Markdown

Build-vs-rent GPU cost model¶

Scope: A concrete TCO model to decide owning vs renting GPUs: capex (GPUs, network, facility) plus opex (power, cooling, staff) against a cloud GPU-hour rate, the breakeven utilization, and a runnable Python model with illustrative inputs the reader edits.

What it is¶

A total-cost-of-ownership (TCO) model that reduces the build-vs-rent decision to one comparison: the amortized $/GPU-hour of owned capacity versus the rented $/GPU-hour. Owned cost is capex spread over a depreciation horizon plus opex (power, cooling, staff, network/storage), divided by the GPU-hours actually delivered. Because the denominator is delivered hours, the model's pivot is sustained utilization, the fraction of wall-clock the fleet does useful work. The output is a breakeven utilization: above it, owning is cheaper per useful hour; below it, renting wins.

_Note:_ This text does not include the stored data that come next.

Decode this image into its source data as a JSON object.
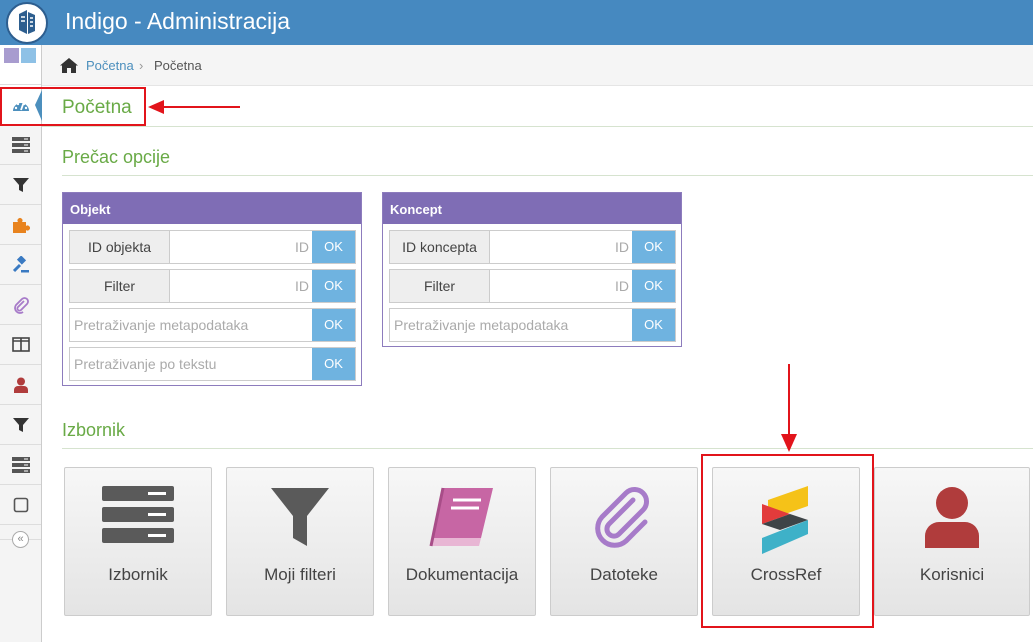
{
  "app": {
    "title": "Indigo - Administracija"
  },
  "breadcrumb": {
    "home_label": "Početna",
    "separator": "›",
    "current": "Početna"
  },
  "page_title": "Početna",
  "shortcuts": {
    "title": "Prečac opcije",
    "object_widget": {
      "title": "Objekt",
      "rows": [
        {
          "label": "ID objekta",
          "placeholder": "ID",
          "button": "OK"
        },
        {
          "label": "Filter",
          "placeholder": "ID",
          "button": "OK"
        },
        {
          "placeholder": "Pretraživanje metapodataka",
          "button": "OK"
        },
        {
          "placeholder": "Pretraživanje po tekstu",
          "button": "OK"
        }
      ]
    },
    "concept_widget": {
      "title": "Koncept",
      "rows": [
        {
          "label": "ID koncepta",
          "placeholder": "ID",
          "button": "OK"
        },
        {
          "label": "Filter",
          "placeholder": "ID",
          "button": "OK"
        },
        {
          "placeholder": "Pretraživanje metapodataka",
          "button": "OK"
        }
      ]
    }
  },
  "menu": {
    "title": "Izbornik",
    "tiles": [
      {
        "label": "Izbornik",
        "icon": "server-icon"
      },
      {
        "label": "Moji filteri",
        "icon": "filter-icon"
      },
      {
        "label": "Dokumentacija",
        "icon": "book-icon"
      },
      {
        "label": "Datoteke",
        "icon": "paperclip-icon"
      },
      {
        "label": "CrossRef",
        "icon": "crossref-logo"
      },
      {
        "label": "Korisnici",
        "icon": "user-icon"
      }
    ]
  },
  "sidebar": {
    "items": [
      {
        "icon": "dashboard-icon",
        "color": "#4c8fbd"
      },
      {
        "icon": "server-icon",
        "color": "#555555"
      },
      {
        "icon": "filter-icon",
        "color": "#333333"
      },
      {
        "icon": "puzzle-icon",
        "color": "#e8831e"
      },
      {
        "icon": "gavel-icon",
        "color": "#3a7ac2"
      },
      {
        "icon": "paperclip-icon",
        "color": "#a77bc9"
      },
      {
        "icon": "columns-icon",
        "color": "#444444"
      },
      {
        "icon": "user-icon",
        "color": "#b03c3c"
      },
      {
        "icon": "filter-icon",
        "color": "#333333"
      },
      {
        "icon": "server-icon",
        "color": "#555555"
      },
      {
        "icon": "square-icon",
        "color": "#555555"
      }
    ],
    "collapse_label": "«"
  },
  "colors": {
    "topbar": "#4689c0",
    "accent_green": "#69aa46",
    "widget_header": "#7f6db5",
    "ok_button": "#6fb3e0",
    "annotation": "#e2141b"
  }
}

This is the quantitative form of the build-vs-rent through-line in cloud, neoclouds and cost: utilization is the lever, and an idle owned GPU burns the full amortized rate while delivering nothing.

flowchart LR
  CAPEX["Capex: GPUs + network + facility"] --> AMORT["Amortize over horizon (yrs)"]
  OPEX["Opex/yr: power + cooling + staff + network"] --> ANNUAL["Annual owned cost"]
  AMORT --> ANNUAL
  ANNUAL --> PERHR["Owned $/delivered GPU-hour = annual / (GPUs x 8760 x utilization)"]
  UTIL["Sustained utilization"] --> PERHR
  RENT["Rented $/GPU-hour"] --> CMP{"Owned < Rented ?"}
  PERHR --> CMP
  CMP -->|"yes"| OWN["Build"]
  CMP -->|"no"| LEASE["Rent / neocloud / spot"]

Why it matters¶

The decision is usually framed as a sticker-price comparison ("an H100 costs $X to buy vs $Y/hr to rent"), which is wrong on both ends. Owning adds power, cooling, networking, storage, staff, and depreciation that often double the GPU sticker into a delivered cost. Renting that looks expensive per hour can be cheaper overall if your fleet sits idle half the time. The only honest comparison is delivered $/GPU-hour at your real utilization, and utilization here means SM-active/MFU, not the misleading nvidia-smi "GPU-util" (observability and monitoring, MFU regression runbook).

Two facts dominate the arithmetic:

Facility overhead is large. GPUs are only a fraction of drawn power: in a typical frontier AI datacenter, total server power is roughly 1.5x GPU power alone, and only ~40% of total facility power is the GPUs themselves once cooling and interconnect are counted.¹ Power-usage-effectiveness (PUE), total facility power over IT power, runs ~1.1-1.2 for best-in-class AI facilities and ~1.5-1.6 at the global colo average.² An 8x H100 SXM node draws ~10 kW at the wall, not 8 x 700 W = 5.6 kW.³
Depreciation is fast. GPU generations turn over on roughly a yearly cadence (Hopper, Blackwell, Rubin), so a 3-4 year straight-line horizon is aggressive; residual value is uncertain and export-control sensitive (vendor sourcing and procurement).

Get those two wrong and the breakeven moves by tens of points of utilization.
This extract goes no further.